I received three visitors over the next hour while I finished up my preparations. None of them were as bad off as Karad had been, but each one resulted in another ten-minute break. Karad himself came to the manor with the third one, and not just because the man had needed someone to help him make the walk.

“The Council agrees to your proposal,” he said.

“Obviously they do. You’re sending people to me to treat.”

“On the condition that the rest of the afflicted Garrison and Barrier Wardens be gathered in one place in the village to be treated there. The trip out here is too much for them.”

I paused in the act of grinding a few leaves to powder and considered it. “Fine, but it’ll be a few hours before I’m done here. Anyone who doesn’t want to wait can make the trip, otherwise I’ll take care of it when I head back to my parents’ home for the evening.”

“I would prefer if you attended to them immediately,” Karad said. He gestured at the alchemy tools filling the center table. “Surely this can wait an hour.”

“It could, but it won’t. You burned away any compassion I had for your group months ago, Karad.”

“This attitude right here is exactly why you’re not welcome,” Karad said. “You refuse to abide by anyone else’s authority or work for the betterment of the village as a whole.”

“True. That’s why I won’t be staying long. It was just cheaper for me to use a building that was already set up and which had access to the greenhouses which I helped repair. And besides, it’s not like you’re not getting anything out of it.”

Karad started to say something else, but Shel interrupted him, “Just let it go, Karad. He told you when he’ll be by, and if anyone doesn’t want to wait that long, they can come to him. That’s not unreasonable. He’s not a healer, and nobody is in danger of dying.”

“How sure are you that nobody will die while you play around with your leaves and your flowers?” Karad asked.

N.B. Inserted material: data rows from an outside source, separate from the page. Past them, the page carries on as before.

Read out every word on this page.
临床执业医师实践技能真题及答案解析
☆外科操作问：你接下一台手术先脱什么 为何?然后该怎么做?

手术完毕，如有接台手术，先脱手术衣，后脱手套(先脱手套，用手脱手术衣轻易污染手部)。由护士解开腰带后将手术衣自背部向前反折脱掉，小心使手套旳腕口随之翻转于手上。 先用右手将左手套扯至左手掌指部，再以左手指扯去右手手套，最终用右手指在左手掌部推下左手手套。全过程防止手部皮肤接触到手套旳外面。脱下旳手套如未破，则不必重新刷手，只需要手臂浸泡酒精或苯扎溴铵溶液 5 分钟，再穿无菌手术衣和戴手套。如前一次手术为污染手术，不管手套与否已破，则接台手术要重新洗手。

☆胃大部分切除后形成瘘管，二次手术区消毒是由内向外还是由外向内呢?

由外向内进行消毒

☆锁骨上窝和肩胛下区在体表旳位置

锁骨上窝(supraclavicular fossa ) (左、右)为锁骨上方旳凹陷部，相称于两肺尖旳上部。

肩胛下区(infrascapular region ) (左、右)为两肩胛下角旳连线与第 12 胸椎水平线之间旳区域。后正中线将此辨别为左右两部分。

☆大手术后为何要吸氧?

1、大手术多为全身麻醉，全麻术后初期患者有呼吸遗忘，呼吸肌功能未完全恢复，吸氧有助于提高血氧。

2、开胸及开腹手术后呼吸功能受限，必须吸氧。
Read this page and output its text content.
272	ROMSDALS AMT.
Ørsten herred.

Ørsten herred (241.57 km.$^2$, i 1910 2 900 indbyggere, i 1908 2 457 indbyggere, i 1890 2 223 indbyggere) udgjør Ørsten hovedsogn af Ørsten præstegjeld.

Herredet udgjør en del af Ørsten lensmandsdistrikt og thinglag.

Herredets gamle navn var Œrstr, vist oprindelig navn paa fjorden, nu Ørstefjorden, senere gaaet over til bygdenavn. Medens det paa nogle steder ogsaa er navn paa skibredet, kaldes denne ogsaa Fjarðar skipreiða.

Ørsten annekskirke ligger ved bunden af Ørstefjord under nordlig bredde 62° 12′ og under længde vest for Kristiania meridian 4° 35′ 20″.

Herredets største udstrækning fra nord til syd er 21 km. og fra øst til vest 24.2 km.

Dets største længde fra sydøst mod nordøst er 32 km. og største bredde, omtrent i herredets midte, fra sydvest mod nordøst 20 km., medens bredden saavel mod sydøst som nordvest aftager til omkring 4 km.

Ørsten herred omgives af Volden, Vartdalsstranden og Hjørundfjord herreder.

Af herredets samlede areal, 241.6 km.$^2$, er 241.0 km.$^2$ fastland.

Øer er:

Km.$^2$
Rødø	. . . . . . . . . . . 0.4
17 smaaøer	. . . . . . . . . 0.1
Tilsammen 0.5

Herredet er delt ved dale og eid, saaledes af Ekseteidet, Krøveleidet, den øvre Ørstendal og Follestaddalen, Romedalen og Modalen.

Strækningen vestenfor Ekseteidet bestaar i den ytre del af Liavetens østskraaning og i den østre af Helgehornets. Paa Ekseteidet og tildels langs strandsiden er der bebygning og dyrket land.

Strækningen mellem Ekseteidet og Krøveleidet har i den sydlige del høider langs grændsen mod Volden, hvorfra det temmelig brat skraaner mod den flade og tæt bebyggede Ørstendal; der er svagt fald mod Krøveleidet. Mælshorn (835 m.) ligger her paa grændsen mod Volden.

“Is anyone worse off than you were?” I asked.

“I don’t think so…”

“Then I’m completely sure. You were nowhere near the threshold for permanent damage. If you find someone who can’t talk or isn’t aware of their surroundings, come let me know. As long as it’s just pain, even if it’s enough to knock them flat, they’ll be fine eventually.”

Karad grumbled, but gave up the argument and left. Once it was just me and Shel, I said, “This next part is where I can’t be interrupted. You can stick around and watch, but I won’t be stopping once the process starts. If anyone does show up before I’m done, keeping them out of the room is your responsibility.”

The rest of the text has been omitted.